Totnes, home of the cancer conference mentioned above, is the UK’s epicentre of new age claptrap. TQ9ers (so-called because of their postal code, which starts TQ9) are basically flower children. Wags (presumably drawn to Totnes by the flow of earth energy along the ley lines) deface the sign as fast as the council can repair it: it’s now apparently twinned with Area 51, Nevada not Narnia.

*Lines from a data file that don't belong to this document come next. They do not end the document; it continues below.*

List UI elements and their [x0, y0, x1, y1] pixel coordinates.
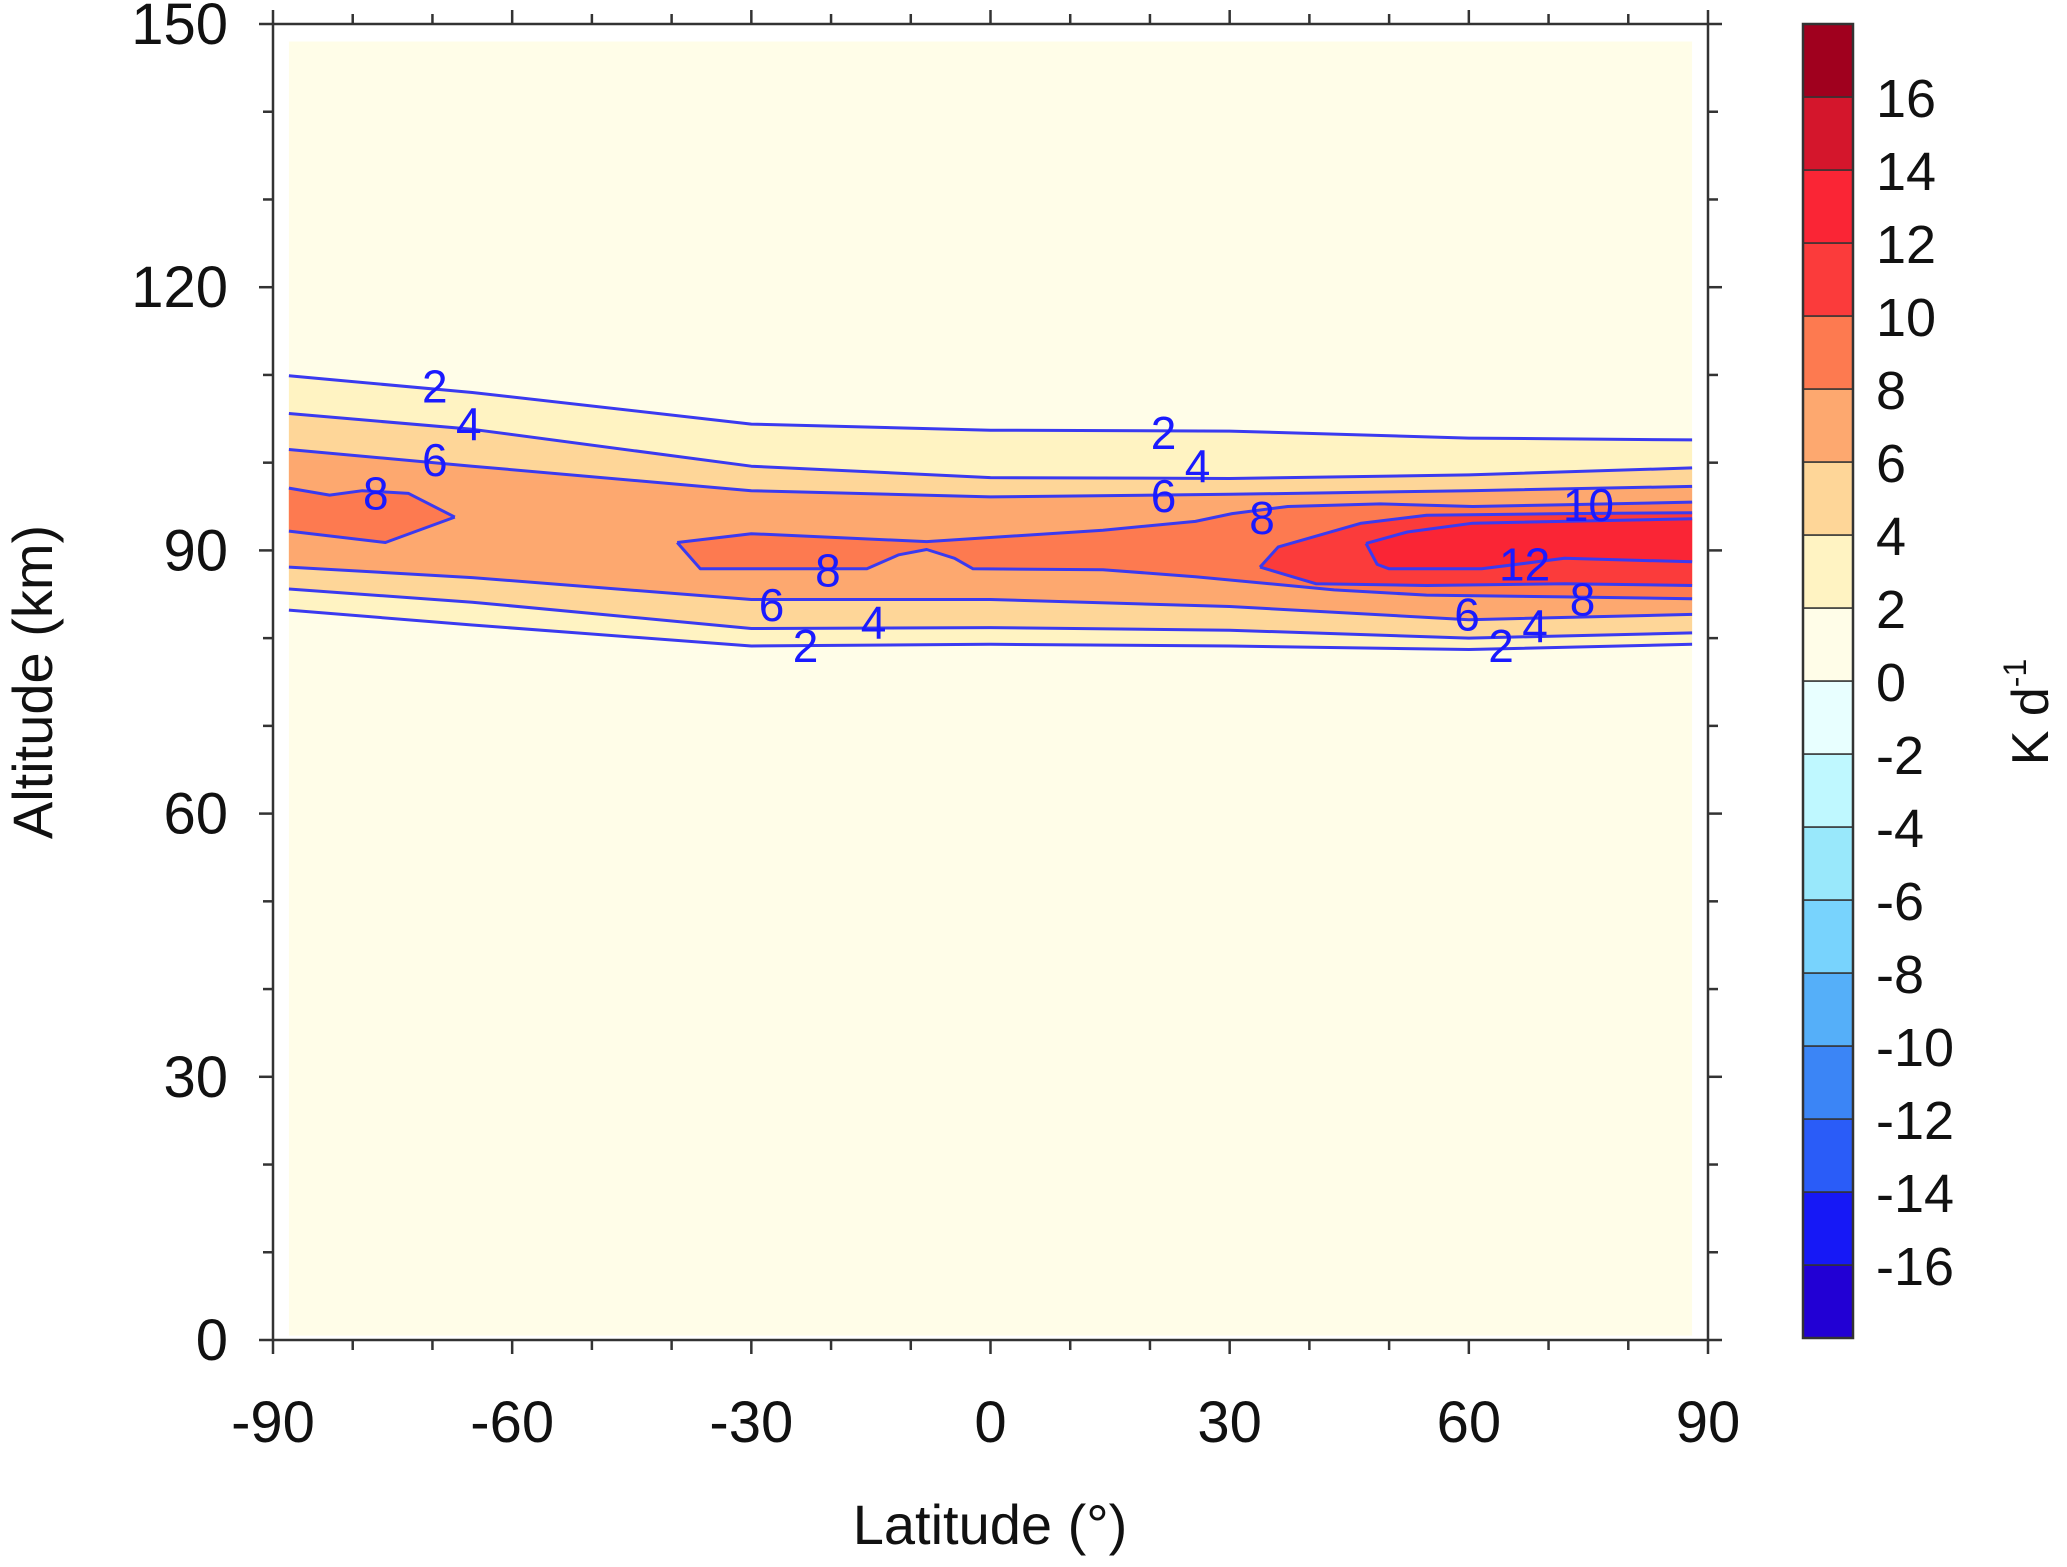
colorbar-swatch [1802, 315, 1854, 390]
contour-lines [288, 374, 1693, 651]
colorbar-swatch [1802, 242, 1854, 317]
colorbar-swatch [1802, 899, 1854, 974]
x-tick-label: 60 [1437, 1390, 1502, 1455]
y-tick-labels: 0 30 60 90 120 150 [131, 0, 228, 1373]
colorbar-label-sup: -1 [1997, 659, 2033, 687]
colorbar-tick-label: -2 [1876, 726, 1924, 786]
x-tick-label: -60 [470, 1390, 554, 1455]
colorbar-tick-labels: 16 14 12 10 8 6 4 2 0 -2 -4 -6 -8 -10 -12 -14 -16 [1876, 69, 1954, 1297]
colorbar-frame [1801, 22, 1855, 1340]
contour-label: 6 [759, 579, 785, 631]
colorbar-tick-label: 8 [1876, 361, 1906, 421]
y-tick-label: 90 [163, 518, 228, 583]
contour-line-12 [1364, 542, 1693, 571]
contour-line-2 [288, 608, 1693, 651]
colorbar-swatch [1802, 388, 1854, 463]
colorbar-tick-label: 10 [1876, 288, 1936, 348]
colorbar-swatch [1802, 753, 1854, 828]
x-tick-label: -90 [231, 1390, 315, 1455]
contour-label: 8 [1249, 492, 1275, 544]
colorbar-swatch [1802, 23, 1854, 98]
contour-label: 4 [861, 596, 887, 648]
axis-ticks [259, 10, 1722, 1354]
contour-label: 6 [422, 434, 448, 486]
contour-label: 2 [793, 620, 819, 672]
colorbar-label: K d-1 [1997, 659, 2060, 766]
colorbar-tick-label: -4 [1876, 799, 1924, 859]
y-tick-label: 150 [131, 0, 228, 57]
x-tick-label: -30 [709, 1390, 793, 1455]
colorbar-tick-label: 6 [1876, 434, 1906, 494]
x-tick-label: 0 [974, 1390, 1006, 1455]
colorbar-swatch [1802, 461, 1854, 536]
colorbar-tick-label: -16 [1876, 1237, 1954, 1297]
colorbar-tick-label: 0 [1876, 653, 1906, 713]
contour-line-10 [1259, 565, 1693, 587]
contour-line-8 [288, 486, 456, 519]
y-tick-label: 0 [196, 1308, 228, 1373]
filled-region-8 [288, 488, 455, 543]
contour-line-8 [676, 541, 1693, 601]
filled-region-12 [1366, 518, 1693, 569]
colorbar-tick-label: 14 [1876, 142, 1936, 202]
x-tick-labels: -90 -60 -30 0 30 60 90 [231, 1390, 1740, 1455]
y-axis-label: Altitude (km) [1, 525, 64, 839]
colorbar-tick-label: -6 [1876, 872, 1924, 932]
contour-label: 12 [1499, 538, 1550, 590]
contour-label: 4 [456, 398, 482, 450]
contour-line-6 [288, 565, 1693, 622]
contour-label: 4 [1185, 440, 1211, 492]
y-tick-label: 60 [163, 782, 228, 847]
contour-line-8 [288, 515, 456, 544]
x-axis-label: Latitude (°) [853, 1493, 1128, 1556]
colorbar-tick-label: 16 [1876, 69, 1936, 129]
band-0-2 [288, 41, 1693, 1336]
contour-label: 4 [1522, 600, 1548, 652]
contour-label: 8 [1570, 574, 1596, 626]
colorbar-swatch [1802, 972, 1854, 1047]
colorbar-tick-label: -12 [1876, 1091, 1954, 1151]
colorbar-tick-label: -8 [1876, 945, 1924, 1005]
contour-label: 6 [1454, 588, 1480, 640]
colorbar-swatch [1802, 169, 1854, 244]
colorbar-tick-label: 4 [1876, 507, 1906, 567]
colorbar-tick-label: 2 [1876, 580, 1906, 640]
colorbar-swatch [1802, 1045, 1854, 1120]
contour-label: 2 [1151, 407, 1177, 459]
contour-line-4 [288, 587, 1693, 640]
colorbar-swatch [1802, 96, 1854, 171]
contour-label: 8 [363, 467, 389, 519]
contour-label: 2 [1488, 620, 1514, 672]
contour-line-6 [288, 448, 1693, 499]
colorbar-swatch [1802, 534, 1854, 609]
colorbar-tick-label: 12 [1876, 215, 1936, 275]
contour-label: 8 [815, 545, 841, 597]
contour-line-8 [677, 500, 1693, 544]
colorbar-swatch [1802, 1264, 1854, 1339]
colorbar [1801, 22, 1855, 1340]
colorbar-swatch [1802, 1191, 1854, 1266]
contour-label: 10 [1563, 479, 1614, 531]
contour-line-12 [1365, 517, 1693, 545]
colorbar-swatch [1802, 826, 1854, 901]
colorbar-swatch [1802, 1118, 1854, 1193]
y-tick-label: 30 [163, 1045, 228, 1110]
contour-label: 2 [422, 360, 448, 412]
x-tick-label: 90 [1676, 1390, 1741, 1455]
colorbar-swatch [1802, 607, 1854, 682]
contour-line-10 [1258, 511, 1693, 569]
contour-label: 6 [1151, 470, 1177, 522]
contour-line-4 [288, 412, 1693, 480]
colorbar-tick-label: -14 [1876, 1164, 1954, 1224]
plot-area [288, 41, 1693, 1336]
y-tick-label: 120 [131, 255, 228, 320]
colorbar-swatch [1802, 680, 1854, 755]
colorbar-tick-label: -10 [1876, 1018, 1954, 1078]
colorbar-label-main: K d [2002, 687, 2060, 765]
contour-line-2 [288, 374, 1693, 442]
x-tick-label: 30 [1197, 1390, 1262, 1455]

This is the age of the Internet. Regulating UK-based advertisers is all well and good, but nonsense flows across borders. There is a steady stream of appeals for money to travel to Oasis of HypeHope, the Burzynski clinic and other unsavory institutions. Some of the patients featured in Burzynski propaganda are British. One of them died in 2014 from her disease. Genesis II Church, which promotes bleach as a cure for everything including cancer, has held seminars in London
Of greater concern, however, is that Lord Saatchi is pressing a medical innovation bill which would protect maverick doctors from the legal consequences of capricious treatment choices. This is opposed by pretty much every medical body including the Medical Defence Union, which defends doctors accused of malpractice, and several medical research bodies including the Wellcome Foundation. It’s a terrible Bill even after great swathes of it were revised in response to criticism, and it “fixes” a problem that basically doesn’t exist . It’s ironic that just as the medically unqualified quacks are being reined in, there is a serious attempt to enable real doctors to abandon the evidence-based approach when the whim takes them.

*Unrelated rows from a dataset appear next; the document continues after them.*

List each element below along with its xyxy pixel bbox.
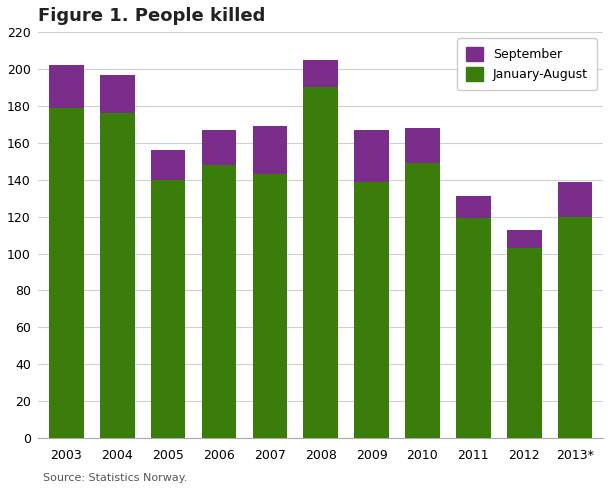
Text: Source: Statistics Norway.: Source: Statistics Norway.: [43, 473, 187, 483]
Bar: [202, 130, 236, 165]
Bar: [151, 150, 185, 180]
Bar: [354, 130, 389, 182]
Bar: [558, 217, 592, 438]
Bar: [456, 219, 490, 438]
Bar: [507, 248, 542, 438]
Bar: [354, 182, 389, 438]
Bar: [49, 108, 84, 438]
Bar: [253, 174, 287, 438]
Legend: September, January-August: September, January-August: [457, 38, 597, 90]
Bar: [405, 163, 440, 438]
Bar: [303, 60, 338, 87]
Bar: [558, 182, 592, 217]
Bar: [151, 180, 185, 438]
Bar: [100, 75, 135, 113]
Bar: [456, 196, 490, 219]
Bar: [49, 65, 84, 108]
Bar: [100, 113, 135, 438]
Bar: [202, 165, 236, 438]
Bar: [303, 87, 338, 438]
Text: Figure 1. People killed: Figure 1. People killed: [38, 7, 266, 25]
Bar: [405, 128, 440, 163]
Bar: [253, 126, 287, 174]
Bar: [507, 229, 542, 248]
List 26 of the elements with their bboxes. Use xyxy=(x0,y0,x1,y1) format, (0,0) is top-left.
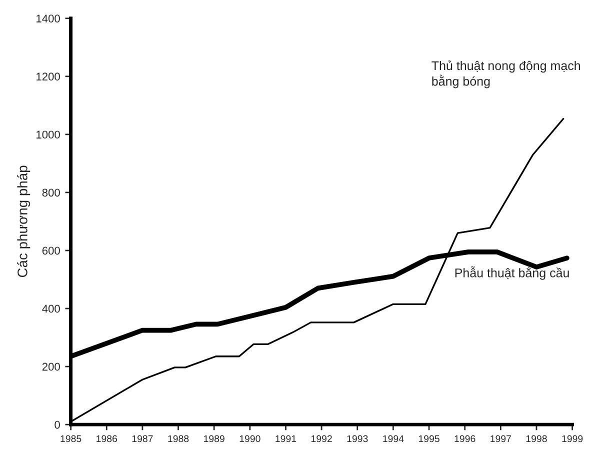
x-tick-label: 1997 xyxy=(490,435,511,442)
x-tick-label: 1986 xyxy=(96,435,118,442)
x-tick-label: 1994 xyxy=(383,435,404,442)
x-tick-label: 1988 xyxy=(168,435,189,442)
x-tick-label: 1987 xyxy=(132,435,153,442)
text: Thủ thuật nong động mạch bằng bóng xyxy=(432,60,580,88)
y-tick-label: 800 xyxy=(42,188,60,197)
y-tick-label: 1000 xyxy=(36,130,60,139)
y-axis-title: Các phương pháp xyxy=(17,166,30,278)
series-label: Phẫu thuật bắng cầu xyxy=(455,266,569,280)
x-tick-label: 1993 xyxy=(347,435,368,442)
y-tick-label: 0 xyxy=(54,420,60,429)
y-tick-label: 200 xyxy=(42,362,60,371)
y-tick-label: 600 xyxy=(42,246,60,255)
x-tick-label: 1990 xyxy=(240,435,260,442)
x-tick-label: 1995 xyxy=(418,435,440,442)
y-tick-label: 400 xyxy=(42,304,60,313)
x-tick-label: 1985 xyxy=(60,435,82,442)
x-tick-label: 1989 xyxy=(204,435,224,442)
x-tick-label: 1991 xyxy=(276,435,296,442)
x-tick-label: 1998 xyxy=(526,435,547,442)
x-tick-label: 1992 xyxy=(311,435,332,442)
y-tick-label: 1200 xyxy=(36,72,60,81)
x-tick-label: 1996 xyxy=(454,435,476,442)
x-tick-label: 1999 xyxy=(562,435,583,442)
y-tick-label: 1400 xyxy=(36,14,60,22)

Even the Cancer Act is unevenly applied due to the fragmented nature of TS. CANCERactive, a “charity” that exists to promote questionable cancer information, escaped prosecution in no small part because TS could not really pin down who was responsible for enforcement; the Charity Commissioners seem disinclined to act, so they continue to peddle nonsense.
Happily, 2014 also saw the ASA negotiating collaborative working with TS as a backstop for adjudicated complaints which are simply ignored. This may result in more use of the CPRs, which would have a much wider impact than just cancer quackery, but at this stage we don’t really know how it will pan out - not least because ASA are in the process of consulting on their priorities. The Cancer Act has been applied because it is simple and unambiguous.

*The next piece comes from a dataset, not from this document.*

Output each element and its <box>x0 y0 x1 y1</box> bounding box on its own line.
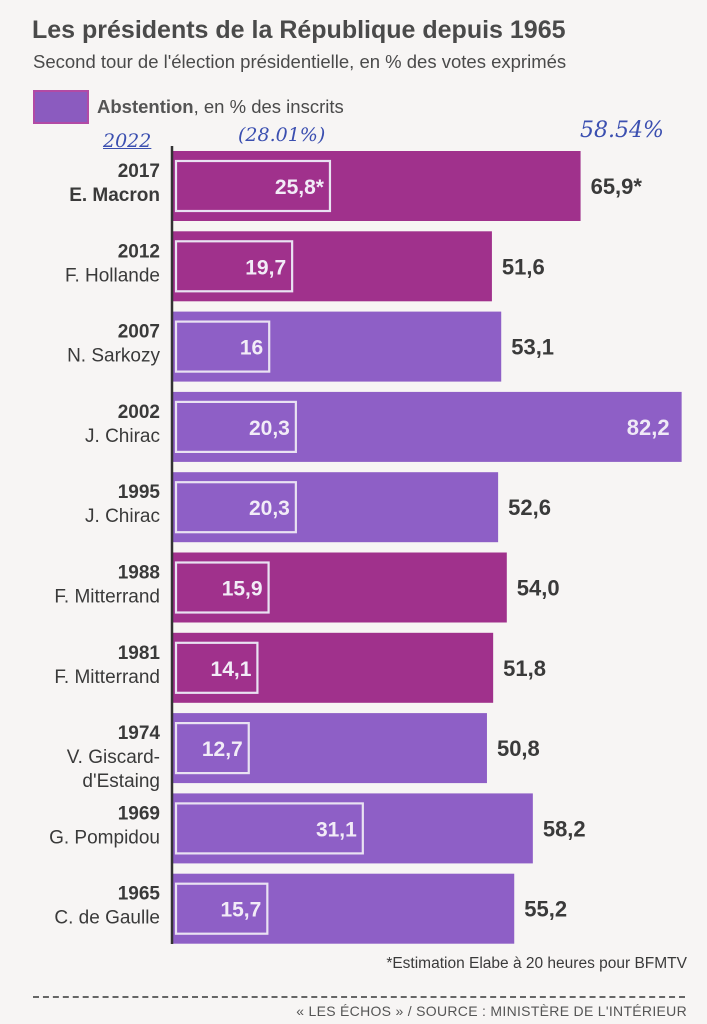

The Cancer Act is a useful tool for addressing one specific subset of cases, but the regulatory landscape in other areas is much more favorable for quacks. Trading Standards are struggling to come to terms with the promotion of quackery, but advertising - online and in print - is being actively addressed by the Advertising Standards Authority - who stand pretty much alone in tackling the promotion of all other forms of quackery in the UK.
- Trading Standards Central to find the correct Trading Standards office for a specific complaint.
- Advertising Standards Authority for complaints about misleading advertisement form UK-based companies. You don’t have to be located in the UK, Stephen Barrett of QuackWatch has logged several successful complaints.
- Sense About Science has a brilliant “ask for evidence” resource if you’re not sure about an advertising claim.